- Born: 1942 Pointe-Noire
- Died: 1997 (aged 54–55)
- Education: Institut national de l'audiovisuel
- Occupation: Filmmaker
- Notable work: Illusions, 1970

= Jean-Michel Tchissoukou =

Congolese film director

Jean-Michel Tchissoukou (1942-1997) was a Congolese filmmaker.

==Life==
Jean-Michel Tchissoukou was born 1942 in Pointe-Noire. He studied filmmaking in Paris at the Institut national de l'audiovisuel and at Ocora. On his return to the Congo, he spent a decade working for the national television channel. His first film, Illusions (1970) was a medium-length feature about a peasant who comes to live in the city with his parents. Tchissoukou was also assistant to Sarah Maldoror on Sambizanga (1972).

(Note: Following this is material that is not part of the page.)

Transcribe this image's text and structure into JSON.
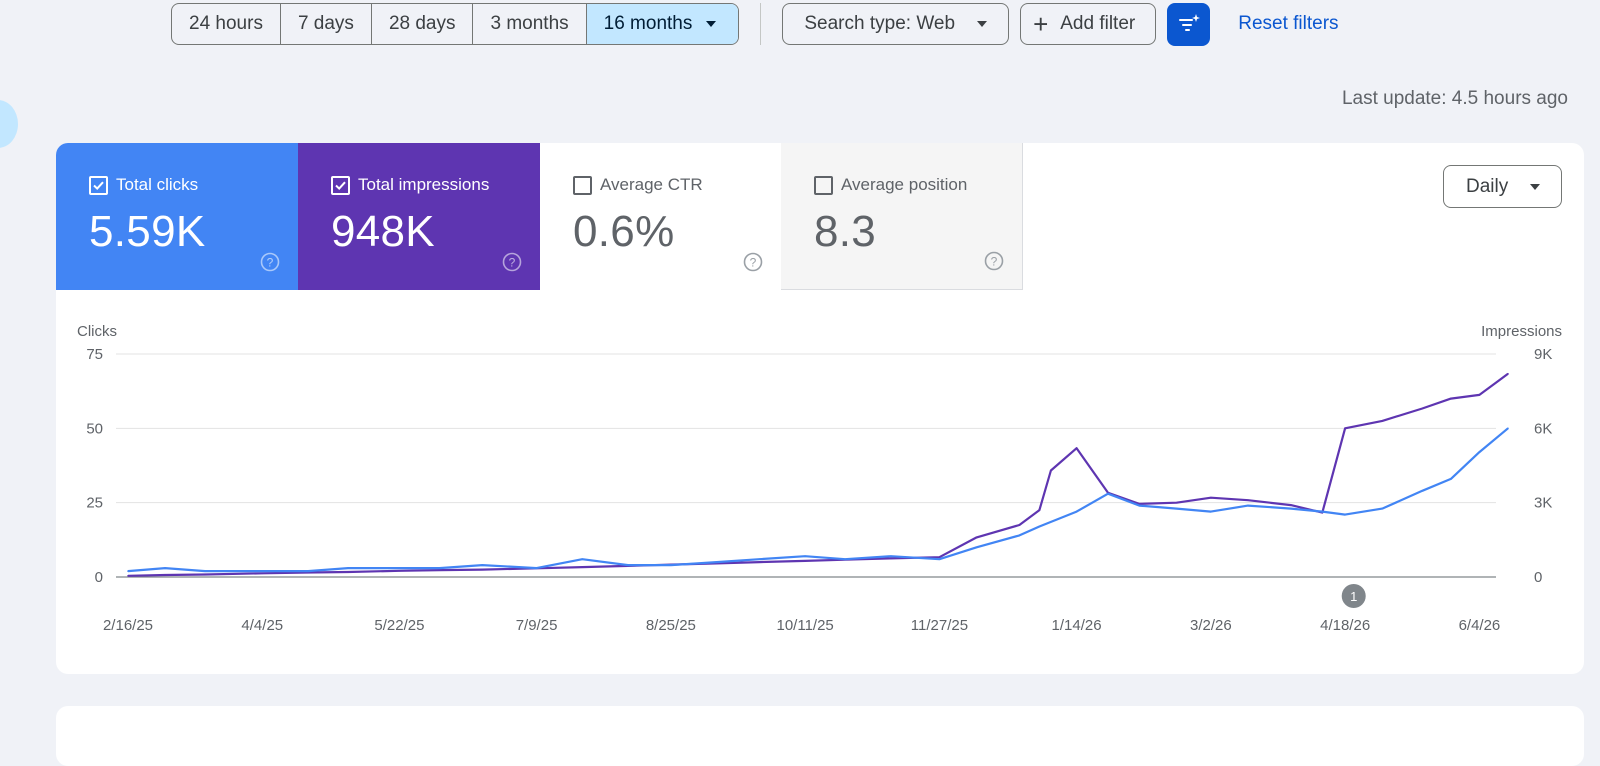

Tchissoukou's first feature film, The Chapel, won a 1981 FESPACO award. His second feature film, The Wrestlers, examined Congolese identity using a mix of fiction and documentary.

Tchissoukou died in Brazzaville in 1997.

==Films==
- Illusions, 1970.
- La Chapelle / The Chapel, 1979.
- Les Lutteurs / M'Pongo / The Wrestlers, 1982.